En ese contexto, la llamada manifestación del 8N y su relativa masividad prometen más confusión, sin importar las loables o repudiables intenciones de sus impulsores (según quién las juzgue). Más allá de las consignas particulares, subyace allí la pretensión de generar un nuevo principio que permita reconstruir a la oposición.

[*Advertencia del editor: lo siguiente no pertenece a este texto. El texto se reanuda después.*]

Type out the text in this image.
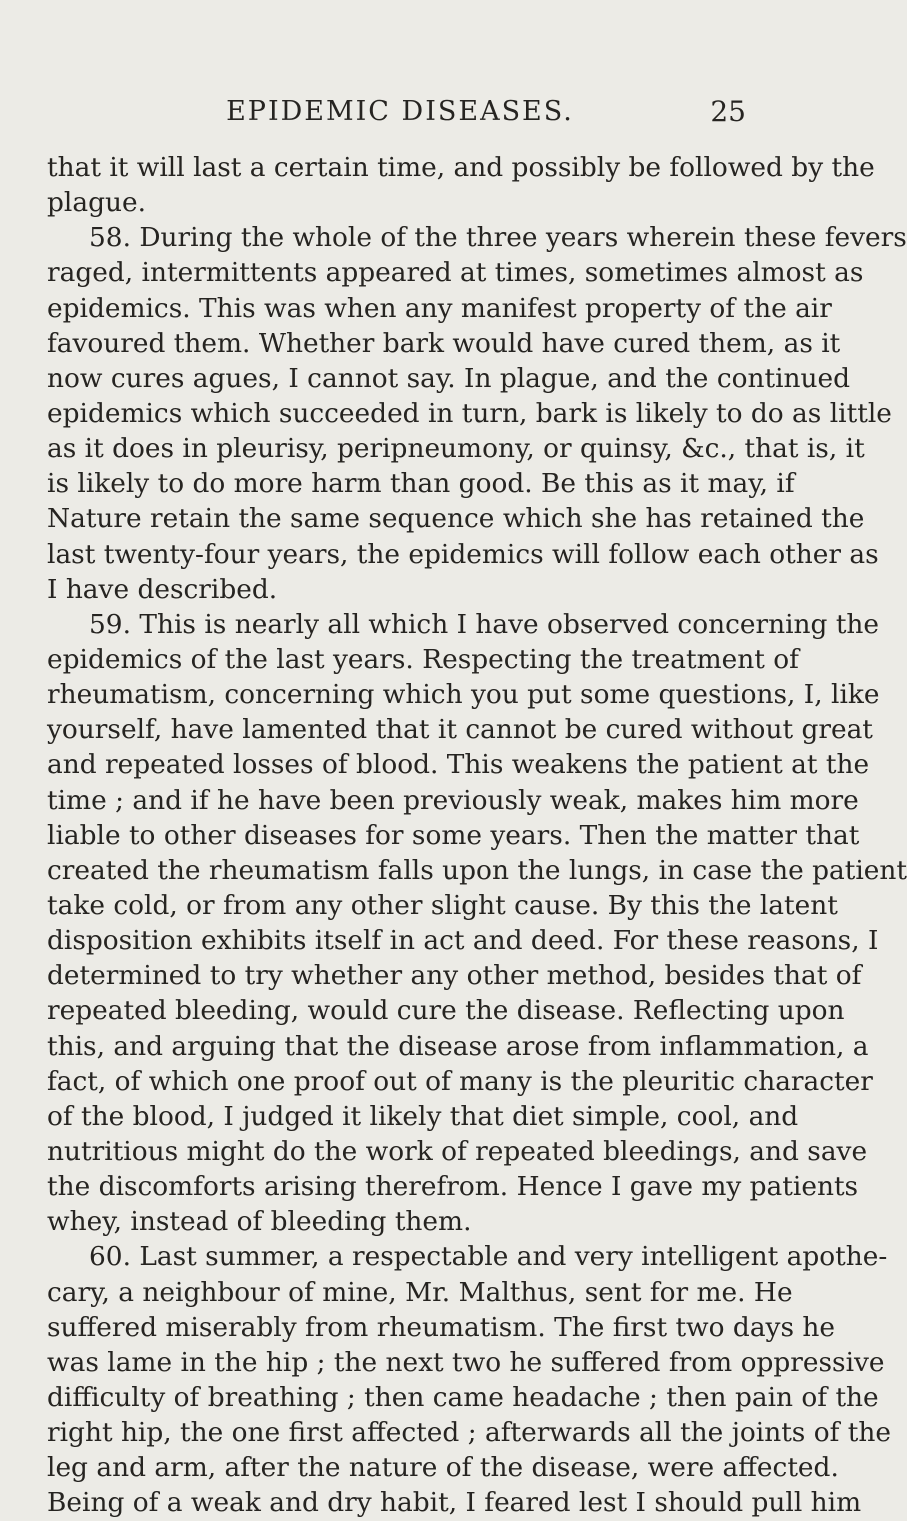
EPIDEMIC DISEASES.	25
that it will last a certain time, and possibly be followed by the
plague.
58. During the whole of the three years wherein these fevers
raged, intermittents appeared at times, sometimes almost as
epidemics. This was when any manifest property of the air
favoured them. Whether bark would have cured them, as it
now cures agues, I cannot say. In plague, and the continued
epidemics which succeeded in turn, bark is likely to do as little
as it does in pleurisy, peripneumony, or quinsy, &c., that is, it
is likely to do more harm than good. Be this as it may, if
Nature retain the same sequence which she has retained the
last twenty-four years, the epidemics will follow each other as
I have described.
59. This is nearly all which I have observed concerning the
epidemics of the last years. Respecting the treatment of
rheumatism, concerning which you put some questions, I, like
yourself, have lamented that it cannot be cured without great
and repeated losses of blood. This weakens the patient at the
time ; and if he have been previously weak, makes him more
liable to other diseases for some years. Then the matter that
created the rheumatism falls upon the lungs, in case the patient
take cold, or from any other slight cause. By this the latent
disposition exhibits itself in act and deed. For these reasons, I
determined to try whether any other method, besides that of
repeated bleeding, would cure the disease. Reflecting upon
this, and arguing that the disease arose from inflammation, a
fact, of which one proof out of many is the pleuritic character
of the blood, I judged it likely that diet simple, cool, and
nutritious might do the work of repeated bleedings, and save
the discomforts arising therefrom. Hence I gave my patients
whey, instead of bleeding them.
60. Last summer, a respectable and very intelligent apothe-
cary, a neighbour of mine, Mr. Malthus, sent for me. He
suffered miserably from rheumatism. The first two days he
was lame in the hip ; the next two he suffered from oppressive
difficulty of breathing ; then came headache ; then pain of the
right hip, the one first affected ; afterwards all the joints of the
leg and arm, after the nature of the disease, were affected.
Being of a weak and dry habit, I feared lest I should pull him
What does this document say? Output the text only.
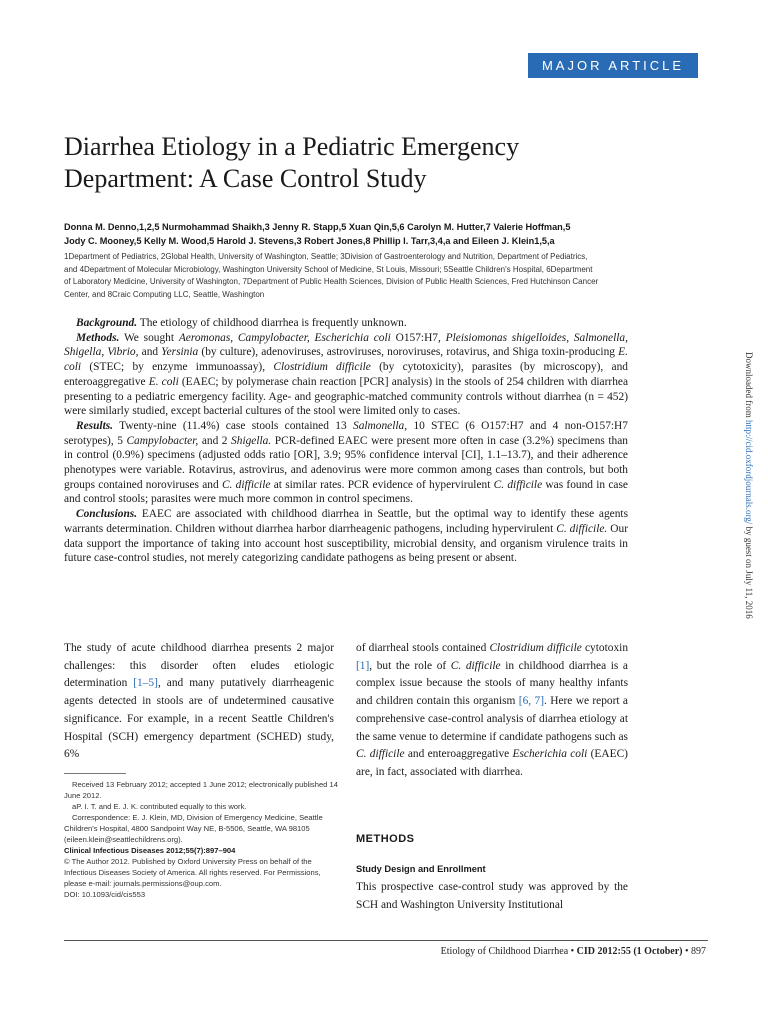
MAJOR ARTICLE
Diarrhea Etiology in a Pediatric Emergency
Department: A Case Control Study
Donna M. Denno,1,2,5 Nurmohammad Shaikh,3 Jenny R. Stapp,5 Xuan Qin,5,6 Carolyn M. Hutter,7 Valerie Hoffman,5
Jody C. Mooney,5 Kelly M. Wood,5 Harold J. Stevens,3 Robert Jones,8 Phillip I. Tarr,3,4,a and Eileen J. Klein1,5,a
1Department of Pediatrics, 2Global Health, University of Washington, Seattle; 3Division of Gastroenterology and Nutrition, Department of Pediatrics,
and 4Department of Molecular Microbiology, Washington University School of Medicine, St Louis, Missouri; 5Seattle Children's Hospital, 6Department
of Laboratory Medicine, University of Washington, 7Department of Public Health Sciences, Division of Public Health Sciences, Fred Hutchinson Cancer
Center, and 8Craic Computing LLC, Seattle, Washington

Background. The etiology of childhood diarrhea is frequently unknown.

Methods. We sought Aeromonas, Campylobacter, Escherichia coli O157:H7, Pleisiomonas shigelloides, Salmonella, Shigella, Vibrio, and Yersinia (by culture), adenoviruses, astroviruses, noroviruses, rotavirus, and Shiga toxin-producing E. coli (STEC; by enzyme immunoassay), Clostridium difficile (by cytotoxicity), parasites (by microscopy), and enteroaggregative E. coli (EAEC; by polymerase chain reaction [PCR] analysis) in the stools of 254 children with diarrhea presenting to a pediatric emergency facility. Age- and geographic-matched community controls without diarrhea (n = 452) were similarly studied, except bacterial cultures of the stool were limited only to cases.

Results. Twenty-nine (11.4%) case stools contained 13 Salmonella, 10 STEC (6 O157:H7 and 4 non-O157:H7 serotypes), 5 Campylobacter, and 2 Shigella. PCR-defined EAEC were present more often in case (3.2%) specimens than in control (0.9%) specimens (adjusted odds ratio [OR], 3.9; 95% confidence interval [CI], 1.1–13.7), and their adherence phenotypes were variable. Rotavirus, astrovirus, and adenovirus were more common among cases than controls, but both groups contained noroviruses and C. difficile at similar rates. PCR evidence of hypervirulent C. difficile was found in case and control stools; parasites were much more common in control specimens.

Conclusions. EAEC are associated with childhood diarrhea in Seattle, but the optimal way to identify these agents warrants determination. Children without diarrhea harbor diarrheagenic pathogens, including hypervirulent C. difficile. Our data support the importance of taking into account host susceptibility, microbial density, and organism virulence traits in future case-control studies, not merely categorizing candidate pathogens as being present or absent.

Downloaded from http://cid.oxfordjournals.org/ by guest on July 11, 2016

The study of acute childhood diarrhea presents 2 major challenges: this disorder often eludes etiologic determination [1–5], and many putatively diarrheagenic agents detected in stools are of undetermined causative significance. For example, in a recent Seattle Children's Hospital (SCH) emergency department (SCHED) study, 6%

of diarrheal stools contained Clostridium difficile cytotoxin [1], but the role of C. difficile in childhood diarrhea is a complex issue because the stools of many healthy infants and children contain this organism [6, 7]. Here we report a comprehensive case-control analysis of diarrhea etiology at the same venue to determine if candidate pathogens such as C. difficile and enteroaggregative Escherichia coli (EAEC) are, in fact, associated with diarrhea.

Received 13 February 2012; accepted 1 June 2012; electronically published 14 June 2012.

aP. I. T. and E. J. K. contributed equally to this work.

Correspondence: E. J. Klein, MD, Division of Emergency Medicine, Seattle Children's Hospital, 4800 Sandpoint Way NE, B-5506, Seattle, WA 98105 (eileen.klein@seattlechildrens.org).

Clinical Infectious Diseases 2012;55(7):897–904

© The Author 2012. Published by Oxford University Press on behalf of the Infectious Diseases Society of America. All rights reserved. For Permissions, please e-mail: journals.permissions@oup.com.

DOI: 10.1093/cid/cis553

METHODS
Study Design and Enrollment

This prospective case-control study was approved by the SCH and Washington University Institutional

Etiology of Childhood Diarrhea • CID 2012:55 (1 October) • 897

Y es lógico que quienes detestan al gobierno sientan la necesidad de encontrarlo, porque actualmente en la oposición no existe principio alguno.

El problema, sin embargo, es que la protesta del 8N no parece un atisbo de futuro, sino una suerte de postal del pasado, un memento dedicado al punto de partida, un extracto de 2001 remojado en 2008: la idea-fuerza de una intervención social-no política (¿o será mejor decir: una intervención social contra la política?) que fuerce una reconfiguración de las relaciones de poder –en otras palabras, que obligue a los dirigentes opositores a engendrar un instrumento político capaz de derrotar al gobierno.

Los políticos de la oposición entienden los problemas que acarrea esta intervención (con la excepción de la hasta ahora irrelevante Carrió, quien los entiende muy bien, pero apuesta a ellos, porque lo ha perdido todo: su única movida posible es, justamente, que se vayan todos y quede ella). Por eso han tratado de contener y, sobre todo, capitalizar las dimensiones de esa fuerza que saltó a la calle y está fuera de su control.

Una fuerza que, librada a sí misma, bien lo saben, sólo puede disgregarlos más.

Porque, como en 2001 y 2008, el triunfo de la protesta no provocará una súbita epifanía en ellos, no se descubrirán el uno al otro como hermanos de una misma causa, dispuestos a renunciar a los honores, pero no a la lucha. No: más bien será el inicio de una previsible competencia discursiva para dejar en claro quién es el más acérrimo opositor, quién el más furioso enemigo del actual gobierno. Porque la completa antinomia es el único sentimiento que une a grupos de inspiración tan distinta como los que se congregaron este 8 de noviembre en las calles y resulta, por ello, la única fuente posible de inspiración.

Y aunque sepan que no es lo mejor, ¿qué opción tienen? Además, si el peronismo llega a dividirse, ¿no existe la oportunidad de quedarse de rebote con el triunfo?

El torneo por organizar la victoria del 8N ya comenzó. Cuando la gente andaba todavía por las calles, los dirigentes opositores ya se asomaban por televisión –democráticamente se les había prohibido incluirse entre los manifestantes—, tratando de inscribir su nombre al pie de la jornada.

Es imaginable el resto: el maximalismo que vendrá, la competencia intestina que ya se adivina por arrancar unos buenos pedazos a lo que inevitablemente se hará pedazos, porque ningún ente o persona, salvo en tiempos de crisis extrema, puede representar y contener a la multitud polimorfa del 8N.

Un camino que conduce de regreso al fracaso de 2011.

Desgraciadamente para quien albergue esperanzas, no parecen tener cosa mejor que ofrecer, al menos por ahora.

Y es que, las lecciones de 2001 y 2008 fueron amargas para todos.

Quizás tanto que muchos, de un lado y de otro, no logran digerirlas todavía.